Bartender's Worst Nightmare

As a bartender, there are very few downsides to the job. You provide alcohol to the masses, make sure the masses get drunk, and call said masses a cab when they've had to many and thrown up on the cute girl you were hitting on all night. Sounds great, right? The only downside to this type of employment, I've discovered, is the fact that part of your job requires you to listen to the problems/stories of the people on the other side of the bar. I have no problem listening to a cute girl talking about….whatever, it doesn't matter, she's cute. I also don't have any beefs about someone telling me about their scuba trip/skydiving experience/trip to Australia, etc. But, there is a type of person, probably the plague of bartenders worldwide, that I just can't stand. They either have extremely pointless stories, such as how they make their own armour and then stage fights with their warrior buddies on the weekends, or they regale me with stories of how drunk they get or how big a loser they are or what they would do differently if they had another chance.

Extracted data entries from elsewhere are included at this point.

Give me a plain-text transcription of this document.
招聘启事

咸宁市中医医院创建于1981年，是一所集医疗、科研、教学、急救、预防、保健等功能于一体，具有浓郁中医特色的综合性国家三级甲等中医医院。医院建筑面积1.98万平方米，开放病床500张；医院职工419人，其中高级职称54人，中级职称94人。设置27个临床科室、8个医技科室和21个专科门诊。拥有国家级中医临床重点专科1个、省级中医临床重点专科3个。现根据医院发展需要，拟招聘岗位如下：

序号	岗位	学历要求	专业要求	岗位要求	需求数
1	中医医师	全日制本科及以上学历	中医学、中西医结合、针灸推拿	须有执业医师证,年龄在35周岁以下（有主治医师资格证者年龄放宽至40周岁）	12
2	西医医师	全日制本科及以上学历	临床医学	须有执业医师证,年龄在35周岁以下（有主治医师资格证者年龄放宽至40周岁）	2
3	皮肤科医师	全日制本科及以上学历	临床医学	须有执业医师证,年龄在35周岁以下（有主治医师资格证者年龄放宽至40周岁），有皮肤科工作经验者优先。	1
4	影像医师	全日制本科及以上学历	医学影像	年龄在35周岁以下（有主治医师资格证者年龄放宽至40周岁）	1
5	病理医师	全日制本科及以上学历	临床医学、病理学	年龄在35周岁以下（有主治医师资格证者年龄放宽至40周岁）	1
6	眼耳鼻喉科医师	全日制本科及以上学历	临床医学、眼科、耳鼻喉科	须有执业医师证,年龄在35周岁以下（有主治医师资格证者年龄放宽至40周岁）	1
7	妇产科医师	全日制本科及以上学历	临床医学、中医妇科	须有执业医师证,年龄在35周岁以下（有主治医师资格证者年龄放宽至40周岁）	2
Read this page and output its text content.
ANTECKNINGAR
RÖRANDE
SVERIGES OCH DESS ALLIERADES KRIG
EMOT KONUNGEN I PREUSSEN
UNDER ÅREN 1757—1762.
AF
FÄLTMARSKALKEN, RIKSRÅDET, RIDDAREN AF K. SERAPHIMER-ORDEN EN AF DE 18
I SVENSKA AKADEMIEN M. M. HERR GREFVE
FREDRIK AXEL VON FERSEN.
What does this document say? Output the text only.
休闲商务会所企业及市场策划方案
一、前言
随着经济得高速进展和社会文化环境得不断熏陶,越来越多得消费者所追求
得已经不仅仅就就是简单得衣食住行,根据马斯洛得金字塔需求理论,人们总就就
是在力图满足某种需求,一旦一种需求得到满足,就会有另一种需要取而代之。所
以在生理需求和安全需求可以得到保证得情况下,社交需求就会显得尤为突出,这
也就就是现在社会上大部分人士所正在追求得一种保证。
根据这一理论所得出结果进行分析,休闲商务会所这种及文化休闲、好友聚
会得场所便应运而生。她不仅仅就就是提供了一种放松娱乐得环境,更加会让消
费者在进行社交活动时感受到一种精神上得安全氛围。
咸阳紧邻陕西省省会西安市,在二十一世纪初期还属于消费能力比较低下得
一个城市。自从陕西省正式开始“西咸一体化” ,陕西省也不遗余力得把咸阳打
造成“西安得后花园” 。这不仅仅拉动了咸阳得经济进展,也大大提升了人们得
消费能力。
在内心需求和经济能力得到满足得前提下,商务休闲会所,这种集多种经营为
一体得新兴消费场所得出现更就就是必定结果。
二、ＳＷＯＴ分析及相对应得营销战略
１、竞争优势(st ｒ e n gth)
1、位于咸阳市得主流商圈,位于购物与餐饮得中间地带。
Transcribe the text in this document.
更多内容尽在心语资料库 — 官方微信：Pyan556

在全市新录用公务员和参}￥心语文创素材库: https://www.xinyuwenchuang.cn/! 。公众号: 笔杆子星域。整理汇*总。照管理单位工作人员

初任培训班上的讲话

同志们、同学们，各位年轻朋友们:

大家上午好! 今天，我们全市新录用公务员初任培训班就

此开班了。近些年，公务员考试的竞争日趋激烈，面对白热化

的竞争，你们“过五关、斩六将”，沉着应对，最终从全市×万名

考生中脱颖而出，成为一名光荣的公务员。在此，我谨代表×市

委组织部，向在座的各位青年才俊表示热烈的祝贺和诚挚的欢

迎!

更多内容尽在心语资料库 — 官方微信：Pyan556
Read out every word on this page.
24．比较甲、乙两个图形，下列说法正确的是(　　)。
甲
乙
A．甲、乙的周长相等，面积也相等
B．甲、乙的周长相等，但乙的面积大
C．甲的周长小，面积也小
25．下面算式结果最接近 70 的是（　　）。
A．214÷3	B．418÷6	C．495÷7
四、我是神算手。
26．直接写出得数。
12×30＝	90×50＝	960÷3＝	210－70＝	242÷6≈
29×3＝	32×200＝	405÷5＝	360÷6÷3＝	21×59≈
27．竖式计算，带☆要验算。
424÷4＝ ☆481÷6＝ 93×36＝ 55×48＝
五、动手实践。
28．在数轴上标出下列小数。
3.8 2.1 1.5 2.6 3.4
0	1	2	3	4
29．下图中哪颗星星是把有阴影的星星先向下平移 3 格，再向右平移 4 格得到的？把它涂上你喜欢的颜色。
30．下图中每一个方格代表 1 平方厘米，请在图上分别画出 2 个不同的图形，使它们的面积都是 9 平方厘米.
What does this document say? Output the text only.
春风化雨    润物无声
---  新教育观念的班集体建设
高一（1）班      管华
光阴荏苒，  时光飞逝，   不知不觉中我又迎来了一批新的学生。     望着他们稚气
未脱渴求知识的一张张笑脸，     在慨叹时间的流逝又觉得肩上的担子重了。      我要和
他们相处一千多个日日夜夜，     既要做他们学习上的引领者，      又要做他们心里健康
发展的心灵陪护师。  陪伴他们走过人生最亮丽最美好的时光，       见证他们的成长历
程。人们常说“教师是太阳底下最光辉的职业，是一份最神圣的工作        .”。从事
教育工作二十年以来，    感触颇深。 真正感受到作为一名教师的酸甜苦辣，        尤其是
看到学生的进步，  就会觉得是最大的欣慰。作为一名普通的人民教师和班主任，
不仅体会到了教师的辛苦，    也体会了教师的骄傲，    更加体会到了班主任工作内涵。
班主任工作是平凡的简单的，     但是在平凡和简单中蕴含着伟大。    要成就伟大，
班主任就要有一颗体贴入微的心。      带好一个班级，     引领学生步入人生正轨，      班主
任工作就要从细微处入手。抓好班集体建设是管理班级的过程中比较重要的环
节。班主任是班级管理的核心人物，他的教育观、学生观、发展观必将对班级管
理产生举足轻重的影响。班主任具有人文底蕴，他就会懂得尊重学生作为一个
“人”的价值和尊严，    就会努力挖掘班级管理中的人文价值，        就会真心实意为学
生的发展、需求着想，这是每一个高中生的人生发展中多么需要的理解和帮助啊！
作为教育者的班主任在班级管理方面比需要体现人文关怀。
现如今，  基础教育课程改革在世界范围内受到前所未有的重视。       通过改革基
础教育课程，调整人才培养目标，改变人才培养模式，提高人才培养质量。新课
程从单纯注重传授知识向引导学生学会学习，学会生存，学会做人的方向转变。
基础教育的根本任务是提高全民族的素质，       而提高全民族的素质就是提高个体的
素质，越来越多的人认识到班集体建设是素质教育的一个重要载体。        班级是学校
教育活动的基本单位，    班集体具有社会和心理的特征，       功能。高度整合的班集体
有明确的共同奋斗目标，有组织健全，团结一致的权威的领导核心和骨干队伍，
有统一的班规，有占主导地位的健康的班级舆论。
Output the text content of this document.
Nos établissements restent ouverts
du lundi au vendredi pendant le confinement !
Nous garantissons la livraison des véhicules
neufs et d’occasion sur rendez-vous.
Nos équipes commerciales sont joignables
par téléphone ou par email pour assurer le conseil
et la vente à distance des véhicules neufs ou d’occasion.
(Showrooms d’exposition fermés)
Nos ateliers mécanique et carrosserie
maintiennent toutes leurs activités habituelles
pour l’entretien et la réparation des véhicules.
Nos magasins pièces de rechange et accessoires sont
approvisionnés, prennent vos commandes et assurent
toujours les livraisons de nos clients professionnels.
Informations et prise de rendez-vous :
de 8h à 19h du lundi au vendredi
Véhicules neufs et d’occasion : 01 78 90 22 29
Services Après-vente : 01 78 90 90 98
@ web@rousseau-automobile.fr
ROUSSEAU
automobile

Do these people really not notice my extremely feigned indifference to the point that I pretend they're not there? I should really tape these conversations so I can play them when I need to sleep. Another group that bugs the shit out of me are the people that think because they are interested in something, obviously everyone else is as well. I really don't give a shit about that indie film, your boring job, or the fact that you feel the world is going to end in the next ten years. It amazes me how many conversations I've had that make me wish I could somehow erase my memory. Hey, boring dude, if you don't have nice tits or a story about how you climbed Everest, please keep it to yourself.